Make donations to organizations that uplift minority communities 

Running a cannabis business is expensive and demanding, and charitable donations can often be an afterthought. However, a well-thought out donation of any amount can create impactful community partnerships. 

Before our temporary closure, we donated between $500 to $10,000 every month to local youth organizations including Oakland Natives Give Back, Oakland School of the Arts, and Youth UpRising. The War on Drugs had devastating effects in Oakland, and investing in the next generation of artists and leaders is one of the most effective ways to revitalize this dynamic community. 

For retailers that aren’t in a position to offer financial support, providing business knowledge to under-represented entrepreneurs is another way to provide tangible access to the industry. I’ve come to learn that when you have the resources to make your local community more robust and understand the social impact of these contributions, giving becomes a joy and a privilege.

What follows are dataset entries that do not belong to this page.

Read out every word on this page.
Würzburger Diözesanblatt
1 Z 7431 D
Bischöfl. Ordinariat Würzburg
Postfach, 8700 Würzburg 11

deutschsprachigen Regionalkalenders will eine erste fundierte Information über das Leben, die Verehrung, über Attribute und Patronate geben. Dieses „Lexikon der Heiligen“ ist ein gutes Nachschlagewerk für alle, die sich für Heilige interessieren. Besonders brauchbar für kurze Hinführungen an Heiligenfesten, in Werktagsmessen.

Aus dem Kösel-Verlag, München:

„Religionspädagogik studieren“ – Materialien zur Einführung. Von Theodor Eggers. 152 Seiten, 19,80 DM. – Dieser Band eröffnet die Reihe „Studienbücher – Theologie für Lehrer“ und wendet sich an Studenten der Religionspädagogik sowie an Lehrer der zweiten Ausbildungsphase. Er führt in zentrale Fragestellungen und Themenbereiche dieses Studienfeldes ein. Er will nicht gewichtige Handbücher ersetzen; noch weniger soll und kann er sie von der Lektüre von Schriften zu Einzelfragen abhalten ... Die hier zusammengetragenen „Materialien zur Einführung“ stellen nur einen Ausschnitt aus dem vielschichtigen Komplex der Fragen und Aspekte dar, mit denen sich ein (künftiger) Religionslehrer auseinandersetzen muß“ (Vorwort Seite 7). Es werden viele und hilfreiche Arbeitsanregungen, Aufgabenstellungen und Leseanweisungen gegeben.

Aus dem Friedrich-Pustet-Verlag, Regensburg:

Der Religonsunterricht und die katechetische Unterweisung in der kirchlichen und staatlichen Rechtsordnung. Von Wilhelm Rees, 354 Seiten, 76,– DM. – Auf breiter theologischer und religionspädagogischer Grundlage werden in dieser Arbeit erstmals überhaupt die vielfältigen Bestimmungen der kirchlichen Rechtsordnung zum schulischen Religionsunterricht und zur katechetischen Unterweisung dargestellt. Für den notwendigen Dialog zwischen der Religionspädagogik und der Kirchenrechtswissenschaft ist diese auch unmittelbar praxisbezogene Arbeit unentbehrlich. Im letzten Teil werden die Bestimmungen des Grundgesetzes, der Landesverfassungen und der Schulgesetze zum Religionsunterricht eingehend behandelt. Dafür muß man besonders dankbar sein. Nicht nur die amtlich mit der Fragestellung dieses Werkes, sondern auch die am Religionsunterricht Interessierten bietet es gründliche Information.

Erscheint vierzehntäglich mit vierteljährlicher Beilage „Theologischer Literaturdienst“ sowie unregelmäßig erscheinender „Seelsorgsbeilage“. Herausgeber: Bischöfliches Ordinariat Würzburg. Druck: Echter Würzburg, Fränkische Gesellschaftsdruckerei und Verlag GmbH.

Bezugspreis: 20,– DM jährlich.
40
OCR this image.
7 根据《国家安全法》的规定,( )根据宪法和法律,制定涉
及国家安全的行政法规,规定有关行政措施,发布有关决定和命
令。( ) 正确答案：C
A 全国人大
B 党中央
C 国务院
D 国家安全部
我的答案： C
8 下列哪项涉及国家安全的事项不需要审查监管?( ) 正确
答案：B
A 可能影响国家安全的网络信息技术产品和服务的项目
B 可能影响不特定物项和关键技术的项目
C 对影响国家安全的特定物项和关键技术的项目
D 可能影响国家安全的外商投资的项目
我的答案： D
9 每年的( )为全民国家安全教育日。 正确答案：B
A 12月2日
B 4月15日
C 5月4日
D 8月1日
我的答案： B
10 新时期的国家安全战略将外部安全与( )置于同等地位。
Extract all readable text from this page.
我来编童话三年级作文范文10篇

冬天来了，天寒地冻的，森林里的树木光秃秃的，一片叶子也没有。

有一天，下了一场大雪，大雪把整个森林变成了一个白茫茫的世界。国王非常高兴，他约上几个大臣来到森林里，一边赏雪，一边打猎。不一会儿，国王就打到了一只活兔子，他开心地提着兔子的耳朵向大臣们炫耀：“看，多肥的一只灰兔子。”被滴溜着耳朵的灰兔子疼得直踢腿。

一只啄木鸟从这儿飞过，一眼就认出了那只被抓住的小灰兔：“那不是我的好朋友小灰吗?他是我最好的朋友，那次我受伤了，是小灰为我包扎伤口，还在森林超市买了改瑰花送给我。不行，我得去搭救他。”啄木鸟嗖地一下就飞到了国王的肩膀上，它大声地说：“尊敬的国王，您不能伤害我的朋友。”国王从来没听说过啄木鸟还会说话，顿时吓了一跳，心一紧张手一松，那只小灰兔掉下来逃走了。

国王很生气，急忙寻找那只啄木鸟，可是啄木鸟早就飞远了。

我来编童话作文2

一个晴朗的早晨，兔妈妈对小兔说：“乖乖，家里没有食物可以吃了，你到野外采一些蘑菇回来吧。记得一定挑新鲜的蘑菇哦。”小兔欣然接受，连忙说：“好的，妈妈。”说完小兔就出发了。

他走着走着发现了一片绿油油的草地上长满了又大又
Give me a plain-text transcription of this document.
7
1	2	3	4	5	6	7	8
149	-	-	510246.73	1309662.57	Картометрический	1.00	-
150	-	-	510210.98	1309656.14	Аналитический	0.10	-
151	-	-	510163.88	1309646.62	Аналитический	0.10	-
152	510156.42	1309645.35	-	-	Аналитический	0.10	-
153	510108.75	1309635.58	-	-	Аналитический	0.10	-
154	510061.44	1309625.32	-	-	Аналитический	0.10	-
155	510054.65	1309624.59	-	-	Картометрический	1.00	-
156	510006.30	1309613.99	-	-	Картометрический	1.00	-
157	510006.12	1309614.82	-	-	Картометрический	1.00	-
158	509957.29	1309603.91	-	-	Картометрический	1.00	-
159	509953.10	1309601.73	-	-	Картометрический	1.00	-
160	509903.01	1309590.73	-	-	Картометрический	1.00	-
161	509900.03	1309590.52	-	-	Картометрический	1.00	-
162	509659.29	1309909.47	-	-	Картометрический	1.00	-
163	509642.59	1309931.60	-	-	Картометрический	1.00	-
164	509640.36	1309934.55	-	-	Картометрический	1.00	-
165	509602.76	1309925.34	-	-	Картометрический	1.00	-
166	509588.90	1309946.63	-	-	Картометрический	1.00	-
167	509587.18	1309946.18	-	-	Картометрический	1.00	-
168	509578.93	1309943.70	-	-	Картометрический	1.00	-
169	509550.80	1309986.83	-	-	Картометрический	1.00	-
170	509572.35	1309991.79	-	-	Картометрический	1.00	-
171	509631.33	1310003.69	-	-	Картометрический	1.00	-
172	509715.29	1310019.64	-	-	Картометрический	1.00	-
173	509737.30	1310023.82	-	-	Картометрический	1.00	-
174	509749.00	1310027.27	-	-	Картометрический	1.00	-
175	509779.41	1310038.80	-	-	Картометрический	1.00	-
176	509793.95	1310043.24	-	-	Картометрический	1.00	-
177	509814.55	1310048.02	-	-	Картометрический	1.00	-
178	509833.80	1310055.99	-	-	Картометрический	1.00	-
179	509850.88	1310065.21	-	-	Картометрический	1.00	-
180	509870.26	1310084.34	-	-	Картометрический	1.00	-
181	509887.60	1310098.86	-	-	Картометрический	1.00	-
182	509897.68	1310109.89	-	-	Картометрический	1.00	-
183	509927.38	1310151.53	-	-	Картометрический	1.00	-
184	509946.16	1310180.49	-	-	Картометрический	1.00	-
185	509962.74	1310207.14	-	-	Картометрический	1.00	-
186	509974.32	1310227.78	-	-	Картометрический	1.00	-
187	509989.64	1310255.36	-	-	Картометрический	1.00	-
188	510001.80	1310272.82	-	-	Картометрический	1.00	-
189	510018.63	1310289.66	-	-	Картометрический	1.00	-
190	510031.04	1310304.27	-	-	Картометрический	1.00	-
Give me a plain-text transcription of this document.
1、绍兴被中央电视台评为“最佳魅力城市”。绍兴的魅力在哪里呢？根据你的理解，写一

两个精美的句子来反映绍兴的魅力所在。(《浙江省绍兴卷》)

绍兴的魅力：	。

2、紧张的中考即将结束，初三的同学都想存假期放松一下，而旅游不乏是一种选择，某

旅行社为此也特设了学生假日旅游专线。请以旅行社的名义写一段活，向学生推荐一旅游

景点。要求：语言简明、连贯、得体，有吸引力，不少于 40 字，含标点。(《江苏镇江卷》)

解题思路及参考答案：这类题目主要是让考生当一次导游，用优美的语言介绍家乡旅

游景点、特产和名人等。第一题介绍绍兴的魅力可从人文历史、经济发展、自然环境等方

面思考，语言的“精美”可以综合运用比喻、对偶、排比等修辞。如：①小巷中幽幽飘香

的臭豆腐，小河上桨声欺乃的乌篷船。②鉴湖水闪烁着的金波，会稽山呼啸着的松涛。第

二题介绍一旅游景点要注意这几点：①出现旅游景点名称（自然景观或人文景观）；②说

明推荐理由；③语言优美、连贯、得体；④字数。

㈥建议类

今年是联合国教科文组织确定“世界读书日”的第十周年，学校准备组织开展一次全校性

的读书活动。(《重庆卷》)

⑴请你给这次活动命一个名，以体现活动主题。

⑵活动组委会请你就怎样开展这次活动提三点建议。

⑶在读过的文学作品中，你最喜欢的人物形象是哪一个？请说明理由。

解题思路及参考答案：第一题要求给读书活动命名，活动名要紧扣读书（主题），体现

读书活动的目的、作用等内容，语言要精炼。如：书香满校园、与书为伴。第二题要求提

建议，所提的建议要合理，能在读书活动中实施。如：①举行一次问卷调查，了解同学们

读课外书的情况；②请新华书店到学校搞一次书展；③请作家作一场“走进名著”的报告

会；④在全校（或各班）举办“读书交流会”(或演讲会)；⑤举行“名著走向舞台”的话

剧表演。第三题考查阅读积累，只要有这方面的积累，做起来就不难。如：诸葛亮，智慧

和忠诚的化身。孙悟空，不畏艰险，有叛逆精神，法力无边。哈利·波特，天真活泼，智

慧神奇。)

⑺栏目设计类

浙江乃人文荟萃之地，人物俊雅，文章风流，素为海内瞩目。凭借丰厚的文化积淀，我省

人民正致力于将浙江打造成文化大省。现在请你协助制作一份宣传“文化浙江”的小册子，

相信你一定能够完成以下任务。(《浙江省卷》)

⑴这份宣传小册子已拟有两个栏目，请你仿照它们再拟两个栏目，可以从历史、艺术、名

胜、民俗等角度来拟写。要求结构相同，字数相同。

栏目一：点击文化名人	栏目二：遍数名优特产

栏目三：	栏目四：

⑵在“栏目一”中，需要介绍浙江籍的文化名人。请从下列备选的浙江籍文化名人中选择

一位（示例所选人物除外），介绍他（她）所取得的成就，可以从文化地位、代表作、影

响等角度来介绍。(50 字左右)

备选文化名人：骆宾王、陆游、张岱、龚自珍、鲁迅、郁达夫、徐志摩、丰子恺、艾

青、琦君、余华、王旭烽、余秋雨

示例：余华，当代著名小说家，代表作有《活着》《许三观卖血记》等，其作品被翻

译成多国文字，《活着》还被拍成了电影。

It’s on public and private entities to eliminate barriers

Progress on the social equity front is possible when private businesses and policymakers come together to eliminate financial and social barriers to entry. As retailers, we have a chance to bridge the gap and even offer an economic lifeline to brands owned by under-represented business owners.   

Ultimately, we can’t do this without the support of local and federal lawmakers. Making charitable donations, investing in our staff and offering free shelf space is still extremely difficult when we face prohibitively high operating costs. Retailers can be better social equity partners when we have access to mainstream financial services and aren’t bogged down by exorbitant taxes.

Currently, legal retailers in California are paying over 50% in taxes, including 280e costs in addition to state and municipal taxes. Regulators must ease this enormous burden so cannabis retailers can reinvest their profits to scale  and create more business opportunities for minority-owned brands. Cannabis businesses have openly expressed their willingness to create a more equitable industry, but we can only accomplish so much without our elected officials fighting alongside us.